If you don’t already, you should also follow her work in GQ and The Guardian. You should also head over to tumblr and start reading the remarkable essays on the blog West started in 2014 called I Believe You | It’s Not Your Fault. (You might even find one by yours truly there.) Also do yourself a favor and listen to her episode of This American Life. I truly believe she is one of the most important voices of our time.
So, again, add Shrill to your reading list and put it at the top. It is a quick, entertaining read, but also one that may either validate emotions you too may have tried to suppress or at least help you to see new perspectives on how things could be better for all of us.

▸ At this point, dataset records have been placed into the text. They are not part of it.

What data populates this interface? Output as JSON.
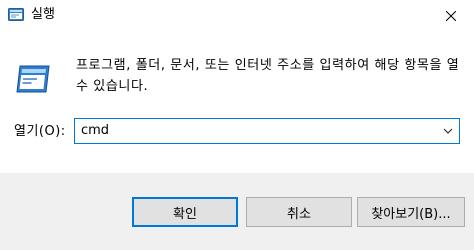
{
  "window": {
    "title": "실행",
    "close_icon": "close-icon",
    "app_icon": "run-dialog-icon"
  },
  "content": {
    "description": "프로그램, 폴더, 문서, 또는 인터넷 주소를 입력하여 해당 항목을 열 수 있습니다.",
    "open_label": "열기(O):",
    "input_value": "cmd",
    "dropdown_icon": "chevron-down-icon"
  },
  "buttons": {
    "ok": "확인",
    "cancel": "취소",
    "browse": "찾아보기(B)..."
  },
  "colors": {
    "accent": "#0078d7",
    "footer_bg": "#f0f0f0",
    "button_bg": "#e1e1e1",
    "button_border": "#adadad"
  }
}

If nothing else, you’ll laugh. A lot.
There's touching parts and real depth and sadness and a whole range of emotions and things maybe some readers haven't thought about but they totally should if they're human. I heard her on This American Life read a bit from the book with a bit from Hello, I'm Fat and I laughed so hard I had to look her up. I don't partake in online media or network blather because I find it to be too big a pond with a lot of garbage in it, if I did, I'm sure I would have heard of her before. But this is better. A memoir by a young person who you'd absolutely want as a friend or maybe a therapist. Big world issues in here and calling people on the carpet for acting blindly, my favorite, Dan Savage's wake up call. I've never been able to wrap my brain around the appeal of that guy written or oral, for someone who wants to be accepted for exactly who he is he is kinda smug.
We need voices like Lindy West in the world and the World of Women and Internet and Body Image and Humor. A thinking woman's book. I loved it and finished it in 2 days. I haven't done that since I was going to be tested on it the next day.
I could riff here on Al Gore's book about climate change, which is called "An Inconvenient Truth" - Lindy's book could be called "An Uncomfortable Truth" because she takes on the last "acceptable" prejudice. People who wouldn't dream of being biased about gays, blacks, or other religions are still incredibly biased about fat people...especially women. So this is not only a funny and brave book, but an important book. Any woman who has felt even a fleeting few minutes of "body shame" should read it. Any person who is reading this and thinking, "I'm not prejudiced about anyone," should read it. Any woman who has had an abortion, or who has judged another for making that choice, should read this. Frankly, if you are human and you eat, pray or love, read this book.
I have always been resistant to the concept of feminism as portrayed by media and the Church... but this is not the dreadful picture they painted. This book makes you aware of the lies we have accepted about our bodies, and the struggles women face for equal treatment. I feel hopeful about my future in a way I hadn't realized I was missing after reading this book.